I'm trying to create a model by which I can model future day's activity level using various data I'm collecting.  So far, here are the attributes I have for modeling:

  • steps: (how many steps I do today, dependent variable)
  • weekend: (is today a weekend?)
  • day_of_week: What day of the week is it?
  • week: What week is it?
  • steps_prior: How many steps did I do yesterday.
  • hours_three_prior: How many hours of sleep did I get in the last three nights.
  • sleep_hours: Hours of sleep last night.
  • travel: a binary for whether I was traveling that day or not.
  • sick: was I sick today?
Obviously with only 35 observations, I can't use all of these attributes, but I can start a small model. 

First I plotted some data just to get some ideas about trends.  A few interesting correlations found below.

I found that a simple correlation between steps yesterday and steps today was positive.  Does this imply hat by simply moving more I can get an infinite feedback loop where I continuously up my activity level?  Probably not, but interesting.

Next I looked at my weekend variable (plot below).  I knew that most weekend days I move more than weekdays, but now I can quantify.  Variation is also a lot larger on weekends.  I looked through some past data, and realized that there are some relatively low activity weekend days, generally when I'm traveling.  This is why I added the "travel" variable to my models.

So can I model this?
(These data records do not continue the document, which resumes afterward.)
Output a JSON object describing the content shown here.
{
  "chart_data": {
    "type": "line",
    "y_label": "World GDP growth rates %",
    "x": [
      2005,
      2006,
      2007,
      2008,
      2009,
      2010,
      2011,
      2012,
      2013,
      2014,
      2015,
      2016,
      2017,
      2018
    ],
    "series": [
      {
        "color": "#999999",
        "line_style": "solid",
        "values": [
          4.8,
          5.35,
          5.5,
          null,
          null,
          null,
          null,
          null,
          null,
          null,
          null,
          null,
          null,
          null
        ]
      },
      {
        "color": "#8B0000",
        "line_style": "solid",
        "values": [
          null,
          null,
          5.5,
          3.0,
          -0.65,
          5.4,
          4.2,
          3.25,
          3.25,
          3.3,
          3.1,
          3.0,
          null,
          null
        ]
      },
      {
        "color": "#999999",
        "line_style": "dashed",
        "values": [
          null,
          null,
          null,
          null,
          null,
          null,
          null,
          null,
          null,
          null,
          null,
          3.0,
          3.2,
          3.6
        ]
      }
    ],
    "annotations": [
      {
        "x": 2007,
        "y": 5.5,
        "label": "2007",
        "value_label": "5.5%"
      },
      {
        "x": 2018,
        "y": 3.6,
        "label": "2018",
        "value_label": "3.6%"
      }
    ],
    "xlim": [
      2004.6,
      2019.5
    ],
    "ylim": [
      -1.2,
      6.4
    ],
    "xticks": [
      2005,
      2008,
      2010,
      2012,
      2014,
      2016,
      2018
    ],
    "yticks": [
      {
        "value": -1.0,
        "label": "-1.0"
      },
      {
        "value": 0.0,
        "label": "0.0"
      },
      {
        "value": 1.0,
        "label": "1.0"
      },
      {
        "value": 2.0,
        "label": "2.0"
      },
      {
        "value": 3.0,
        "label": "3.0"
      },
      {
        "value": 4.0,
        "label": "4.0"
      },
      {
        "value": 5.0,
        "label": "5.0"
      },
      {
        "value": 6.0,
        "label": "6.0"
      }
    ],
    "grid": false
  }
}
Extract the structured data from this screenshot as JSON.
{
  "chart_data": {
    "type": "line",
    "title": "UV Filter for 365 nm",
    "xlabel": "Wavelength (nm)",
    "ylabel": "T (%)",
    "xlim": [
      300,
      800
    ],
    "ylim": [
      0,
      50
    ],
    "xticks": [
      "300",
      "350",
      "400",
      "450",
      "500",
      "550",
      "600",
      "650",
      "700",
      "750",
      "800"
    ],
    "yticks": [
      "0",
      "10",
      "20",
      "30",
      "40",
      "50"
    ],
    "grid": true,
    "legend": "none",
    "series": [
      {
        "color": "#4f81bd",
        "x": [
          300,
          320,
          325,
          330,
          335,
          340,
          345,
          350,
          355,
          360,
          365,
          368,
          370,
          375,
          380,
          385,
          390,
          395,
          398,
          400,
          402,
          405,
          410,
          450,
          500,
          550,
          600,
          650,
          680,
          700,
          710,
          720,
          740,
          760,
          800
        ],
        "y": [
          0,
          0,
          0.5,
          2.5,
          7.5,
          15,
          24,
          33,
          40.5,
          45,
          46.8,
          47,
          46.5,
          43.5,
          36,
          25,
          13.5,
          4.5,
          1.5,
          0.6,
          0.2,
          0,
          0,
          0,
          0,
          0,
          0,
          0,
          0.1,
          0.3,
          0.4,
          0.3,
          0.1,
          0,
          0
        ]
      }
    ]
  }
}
Absolutely.  Here's a summary of the attributes in the model I created.

  • Weekend: I get (on average) 9,000 more steps on weekend days than weekdays.
  • Steps Prior: Ceteris paribus, for every 1 step I take today, I will take .25 fewer steps tomorrow.  This doesn't meet my correlation above, however it makes more a priori sense (if I move a lot today, I'll be sore or tired and move less tomorrow).  Why did the correlation change? Likely because the initial simple correlation was just measuring weekend days, or intra-week correlations (my general increase of activity over time).
  • Travel: On travel days I get 6,000 fewer steps.
  • Factor(week): Week level fixed effects generally increasing over time.  I probably need a better methodology here.  But I had to add this factor to make any of the models really work.  Why?  Because  as my first graph on this blog shows, I've greatly changed my behavior week-to-week in a way that make models far less predictive if I don't control for it.  
In common terms, weekends have always been better than weekdays, but my behavior over time has changed so much, that current weekdays are almost as active as weekends when I first started tracking.  This is similar to the effect we see for the "steps prior"correlation mentioned above.

I think I have a reasonable start on a model, and some interesting insight into my activity level.  Tracking data this way is fun (to me) and also interesting.  Would love to get my hands on someone else's data to see if general relationships hold up.

On the other hand, much like a business KPI that gets distorted as a result of measurement and focus, my fitness data has changed so significantly since the beginning of this experiment, that it has become more difficult to model what my "natural state" activity level might be.